Dopo Roma, e mentre organizza e controlla altri cantieri pittorici – a Firenze, di nuovo ad Assisi, e chissà in quanti altri luoghi di cui oggi noi abbiamo perso notizia – Giotto è ormai uomo anziano, ricco, possidente terriero, ricercato dal re di Napoli (che lo “sequestra” per quattro anni), celebrato ovunque. I ricchi banchieri fiorentini lo fanno lavorare, continuamente: in mostra, ne è testimonianza il polittico proveniente dalla cappella dei banchieri Baroncelli in Santa Croce a Firenze, ricongiunto per l’occasione con una sua parte, una cuspide, da cui è stato separato in epoca rinascimentale e che si trova oggi al museo di San Diego in California.
Il Polittico Baroncelli reca la firma di Giotto, e così pure è firmata l’ultima opera della mostra: il polittico oggi conservato alla Pinacoteca di Bologna, che Giotto molto probabilmente dipinse per la residenza preparata per il progettato ritorno del papa, da Avignone a Bologna, attorno il 1330. La residenza fu subito distrutta dai bolognesi inferociti e ostili al papato.

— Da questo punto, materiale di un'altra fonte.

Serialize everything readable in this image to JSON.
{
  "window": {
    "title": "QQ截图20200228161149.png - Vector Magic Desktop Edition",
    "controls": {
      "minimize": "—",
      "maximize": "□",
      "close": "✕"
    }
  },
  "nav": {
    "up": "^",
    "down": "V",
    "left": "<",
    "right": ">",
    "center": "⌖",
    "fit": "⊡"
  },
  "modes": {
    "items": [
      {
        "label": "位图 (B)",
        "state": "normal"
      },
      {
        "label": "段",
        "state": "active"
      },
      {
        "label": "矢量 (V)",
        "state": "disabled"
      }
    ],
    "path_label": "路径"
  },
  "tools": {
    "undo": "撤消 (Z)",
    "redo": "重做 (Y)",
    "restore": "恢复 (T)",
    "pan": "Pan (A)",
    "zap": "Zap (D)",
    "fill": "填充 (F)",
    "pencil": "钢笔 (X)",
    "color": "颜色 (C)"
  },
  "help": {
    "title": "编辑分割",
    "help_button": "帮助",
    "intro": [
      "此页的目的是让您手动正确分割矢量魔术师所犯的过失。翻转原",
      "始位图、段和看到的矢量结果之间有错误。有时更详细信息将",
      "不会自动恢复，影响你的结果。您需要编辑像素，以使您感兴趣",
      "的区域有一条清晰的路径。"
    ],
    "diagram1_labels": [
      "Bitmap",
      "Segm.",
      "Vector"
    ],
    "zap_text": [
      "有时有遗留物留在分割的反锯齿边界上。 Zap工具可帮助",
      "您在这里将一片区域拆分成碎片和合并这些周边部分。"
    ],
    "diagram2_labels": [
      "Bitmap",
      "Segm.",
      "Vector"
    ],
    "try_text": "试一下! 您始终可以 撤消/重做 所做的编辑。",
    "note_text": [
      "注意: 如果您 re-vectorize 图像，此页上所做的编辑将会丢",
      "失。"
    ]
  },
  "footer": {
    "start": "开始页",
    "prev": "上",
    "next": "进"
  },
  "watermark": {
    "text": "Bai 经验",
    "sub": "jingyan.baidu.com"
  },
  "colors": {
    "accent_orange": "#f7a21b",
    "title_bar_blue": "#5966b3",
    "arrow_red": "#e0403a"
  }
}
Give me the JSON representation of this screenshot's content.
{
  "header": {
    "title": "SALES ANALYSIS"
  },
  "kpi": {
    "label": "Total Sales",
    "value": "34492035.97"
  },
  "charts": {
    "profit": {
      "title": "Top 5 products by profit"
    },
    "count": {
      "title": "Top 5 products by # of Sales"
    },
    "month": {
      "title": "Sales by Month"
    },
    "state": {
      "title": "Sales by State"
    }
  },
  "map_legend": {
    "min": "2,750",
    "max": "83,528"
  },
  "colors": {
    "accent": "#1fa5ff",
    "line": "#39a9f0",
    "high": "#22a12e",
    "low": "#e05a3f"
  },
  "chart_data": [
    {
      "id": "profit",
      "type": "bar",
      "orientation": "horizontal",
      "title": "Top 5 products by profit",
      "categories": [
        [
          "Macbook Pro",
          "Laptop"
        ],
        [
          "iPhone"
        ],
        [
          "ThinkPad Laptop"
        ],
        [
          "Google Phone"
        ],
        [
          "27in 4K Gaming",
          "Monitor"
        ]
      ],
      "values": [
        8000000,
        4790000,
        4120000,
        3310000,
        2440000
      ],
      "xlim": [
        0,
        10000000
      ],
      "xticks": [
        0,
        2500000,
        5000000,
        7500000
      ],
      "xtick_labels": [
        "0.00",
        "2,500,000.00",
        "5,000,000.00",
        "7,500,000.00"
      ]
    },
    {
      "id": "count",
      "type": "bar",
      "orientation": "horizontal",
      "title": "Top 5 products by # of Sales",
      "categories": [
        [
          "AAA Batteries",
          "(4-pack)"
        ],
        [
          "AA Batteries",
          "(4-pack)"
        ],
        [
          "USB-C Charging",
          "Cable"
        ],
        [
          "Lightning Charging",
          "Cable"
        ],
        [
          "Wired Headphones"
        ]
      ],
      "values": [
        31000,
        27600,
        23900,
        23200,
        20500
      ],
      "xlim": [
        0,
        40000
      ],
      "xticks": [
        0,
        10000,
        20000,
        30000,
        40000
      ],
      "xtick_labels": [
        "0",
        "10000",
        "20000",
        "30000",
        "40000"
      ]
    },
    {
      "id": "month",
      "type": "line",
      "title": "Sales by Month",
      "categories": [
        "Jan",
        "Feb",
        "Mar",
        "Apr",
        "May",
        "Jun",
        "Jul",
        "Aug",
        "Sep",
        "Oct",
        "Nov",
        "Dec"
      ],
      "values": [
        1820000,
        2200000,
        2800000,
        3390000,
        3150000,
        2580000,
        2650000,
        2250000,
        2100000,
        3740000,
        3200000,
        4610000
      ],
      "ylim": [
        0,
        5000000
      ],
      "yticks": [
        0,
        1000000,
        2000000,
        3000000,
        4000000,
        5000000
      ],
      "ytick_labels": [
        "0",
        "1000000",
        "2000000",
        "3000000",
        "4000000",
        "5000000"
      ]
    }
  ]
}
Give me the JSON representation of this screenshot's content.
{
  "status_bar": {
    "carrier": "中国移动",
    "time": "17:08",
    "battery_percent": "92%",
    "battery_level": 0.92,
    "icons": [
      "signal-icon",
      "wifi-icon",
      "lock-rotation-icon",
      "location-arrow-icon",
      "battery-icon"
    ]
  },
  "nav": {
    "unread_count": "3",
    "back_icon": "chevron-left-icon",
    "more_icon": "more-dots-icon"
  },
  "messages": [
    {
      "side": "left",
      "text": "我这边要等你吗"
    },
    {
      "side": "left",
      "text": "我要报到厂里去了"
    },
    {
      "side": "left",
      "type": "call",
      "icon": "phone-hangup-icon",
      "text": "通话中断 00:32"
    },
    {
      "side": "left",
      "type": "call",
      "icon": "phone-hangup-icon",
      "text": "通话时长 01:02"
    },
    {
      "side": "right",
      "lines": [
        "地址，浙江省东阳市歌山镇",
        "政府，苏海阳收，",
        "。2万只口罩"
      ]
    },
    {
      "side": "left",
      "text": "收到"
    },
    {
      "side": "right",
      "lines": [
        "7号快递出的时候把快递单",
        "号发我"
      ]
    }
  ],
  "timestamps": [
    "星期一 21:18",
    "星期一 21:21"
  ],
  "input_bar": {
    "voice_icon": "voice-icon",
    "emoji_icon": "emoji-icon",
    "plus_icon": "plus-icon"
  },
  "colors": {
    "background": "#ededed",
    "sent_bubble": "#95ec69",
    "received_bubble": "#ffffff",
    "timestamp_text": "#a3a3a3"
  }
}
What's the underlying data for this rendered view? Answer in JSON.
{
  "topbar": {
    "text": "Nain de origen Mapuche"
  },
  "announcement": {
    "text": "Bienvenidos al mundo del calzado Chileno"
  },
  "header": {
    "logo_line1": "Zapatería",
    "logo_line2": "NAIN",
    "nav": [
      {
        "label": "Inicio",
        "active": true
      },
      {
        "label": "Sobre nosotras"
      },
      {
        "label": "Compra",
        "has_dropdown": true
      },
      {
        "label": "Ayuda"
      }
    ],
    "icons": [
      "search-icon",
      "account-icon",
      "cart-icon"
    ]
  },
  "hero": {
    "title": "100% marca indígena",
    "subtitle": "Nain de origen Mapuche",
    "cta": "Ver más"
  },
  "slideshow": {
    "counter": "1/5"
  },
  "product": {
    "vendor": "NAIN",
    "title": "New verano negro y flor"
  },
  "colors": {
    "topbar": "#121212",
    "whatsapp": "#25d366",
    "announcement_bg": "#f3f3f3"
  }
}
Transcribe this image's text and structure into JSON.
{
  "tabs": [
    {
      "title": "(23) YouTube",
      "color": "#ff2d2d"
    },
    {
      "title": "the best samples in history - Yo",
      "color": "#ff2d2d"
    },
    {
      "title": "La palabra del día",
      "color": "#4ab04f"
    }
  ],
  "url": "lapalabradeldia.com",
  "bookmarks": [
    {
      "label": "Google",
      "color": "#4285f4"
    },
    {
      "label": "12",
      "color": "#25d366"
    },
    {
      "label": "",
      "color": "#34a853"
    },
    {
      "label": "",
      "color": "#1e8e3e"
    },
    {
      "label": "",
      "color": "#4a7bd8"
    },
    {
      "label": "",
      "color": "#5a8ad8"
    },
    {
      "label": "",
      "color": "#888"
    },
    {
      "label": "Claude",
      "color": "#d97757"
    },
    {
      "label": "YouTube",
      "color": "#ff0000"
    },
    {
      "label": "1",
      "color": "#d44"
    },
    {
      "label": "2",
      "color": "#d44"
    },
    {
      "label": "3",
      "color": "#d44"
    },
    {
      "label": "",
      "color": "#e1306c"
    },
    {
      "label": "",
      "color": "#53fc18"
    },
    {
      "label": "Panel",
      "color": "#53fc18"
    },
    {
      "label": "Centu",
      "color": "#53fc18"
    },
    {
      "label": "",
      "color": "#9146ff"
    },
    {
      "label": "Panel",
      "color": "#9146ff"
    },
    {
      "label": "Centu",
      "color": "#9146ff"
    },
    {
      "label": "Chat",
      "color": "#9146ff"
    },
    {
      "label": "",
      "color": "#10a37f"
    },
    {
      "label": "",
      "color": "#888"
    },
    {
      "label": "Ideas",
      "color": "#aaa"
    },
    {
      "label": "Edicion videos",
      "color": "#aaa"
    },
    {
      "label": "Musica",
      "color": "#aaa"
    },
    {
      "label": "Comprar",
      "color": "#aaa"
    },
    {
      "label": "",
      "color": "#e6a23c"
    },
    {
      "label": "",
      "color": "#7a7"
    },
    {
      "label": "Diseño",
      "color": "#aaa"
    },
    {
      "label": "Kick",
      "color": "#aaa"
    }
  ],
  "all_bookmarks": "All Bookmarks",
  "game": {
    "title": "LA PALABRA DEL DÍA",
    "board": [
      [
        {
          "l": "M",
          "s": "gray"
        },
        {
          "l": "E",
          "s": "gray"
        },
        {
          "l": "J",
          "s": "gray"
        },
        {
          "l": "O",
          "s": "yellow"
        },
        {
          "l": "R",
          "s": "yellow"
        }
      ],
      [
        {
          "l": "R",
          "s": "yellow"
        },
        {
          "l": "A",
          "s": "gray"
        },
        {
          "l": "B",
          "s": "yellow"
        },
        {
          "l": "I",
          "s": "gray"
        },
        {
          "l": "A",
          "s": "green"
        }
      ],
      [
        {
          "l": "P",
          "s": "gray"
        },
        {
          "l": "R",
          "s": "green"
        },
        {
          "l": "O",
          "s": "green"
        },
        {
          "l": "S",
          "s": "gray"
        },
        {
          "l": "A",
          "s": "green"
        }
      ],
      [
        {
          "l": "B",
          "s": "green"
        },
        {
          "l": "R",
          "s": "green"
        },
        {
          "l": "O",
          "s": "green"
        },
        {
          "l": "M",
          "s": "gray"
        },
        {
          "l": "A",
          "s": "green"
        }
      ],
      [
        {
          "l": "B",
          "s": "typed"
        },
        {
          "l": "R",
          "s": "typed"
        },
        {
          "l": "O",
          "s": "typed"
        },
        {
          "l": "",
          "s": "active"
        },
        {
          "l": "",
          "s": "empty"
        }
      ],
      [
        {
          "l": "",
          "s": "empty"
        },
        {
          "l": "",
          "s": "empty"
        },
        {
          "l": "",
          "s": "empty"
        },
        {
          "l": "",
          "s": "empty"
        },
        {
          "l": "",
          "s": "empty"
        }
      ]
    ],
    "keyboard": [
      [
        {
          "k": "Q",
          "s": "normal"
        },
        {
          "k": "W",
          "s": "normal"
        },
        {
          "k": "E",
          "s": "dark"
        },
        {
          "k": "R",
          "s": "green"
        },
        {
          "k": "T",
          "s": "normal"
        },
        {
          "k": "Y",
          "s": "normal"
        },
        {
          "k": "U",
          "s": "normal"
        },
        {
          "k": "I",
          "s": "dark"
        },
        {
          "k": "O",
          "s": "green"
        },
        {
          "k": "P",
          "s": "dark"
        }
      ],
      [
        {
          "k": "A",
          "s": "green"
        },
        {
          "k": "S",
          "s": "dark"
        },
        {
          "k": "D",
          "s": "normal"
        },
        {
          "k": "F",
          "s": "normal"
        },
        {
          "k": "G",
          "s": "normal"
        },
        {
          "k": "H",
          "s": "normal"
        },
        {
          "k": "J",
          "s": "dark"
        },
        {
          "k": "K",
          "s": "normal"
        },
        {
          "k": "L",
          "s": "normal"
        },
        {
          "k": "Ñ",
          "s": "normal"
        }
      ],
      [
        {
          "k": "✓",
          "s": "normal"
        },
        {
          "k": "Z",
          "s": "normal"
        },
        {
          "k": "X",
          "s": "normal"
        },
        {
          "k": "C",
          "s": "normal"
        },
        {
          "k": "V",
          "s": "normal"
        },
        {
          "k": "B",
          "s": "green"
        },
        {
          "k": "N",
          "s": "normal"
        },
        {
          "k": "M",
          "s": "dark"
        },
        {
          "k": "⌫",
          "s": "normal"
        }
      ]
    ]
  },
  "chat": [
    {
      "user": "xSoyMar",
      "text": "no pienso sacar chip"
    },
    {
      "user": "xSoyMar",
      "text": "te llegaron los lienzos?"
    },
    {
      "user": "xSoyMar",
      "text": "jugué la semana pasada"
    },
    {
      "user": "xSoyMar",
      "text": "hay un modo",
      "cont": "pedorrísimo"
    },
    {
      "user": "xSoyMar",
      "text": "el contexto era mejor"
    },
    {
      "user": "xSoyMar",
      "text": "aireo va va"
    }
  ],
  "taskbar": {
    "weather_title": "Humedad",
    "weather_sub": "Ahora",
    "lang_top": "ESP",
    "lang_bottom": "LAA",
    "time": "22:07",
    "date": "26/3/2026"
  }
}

L’opera della vecchiaia del grande artista, precede di poco il momento in cui Giotto, osannato in patria, fu mandato dal governo fiorentino presso Azzone Visconti a Milano. Era il 1335 o 1336. La mostra aperta il 1° settembre nel capoluogo lombardo è ospitata nello stesso palazzo dove Giotto lavorò ad opere ormai purtroppo perdute, e ne celebra l’anniversario a Milano.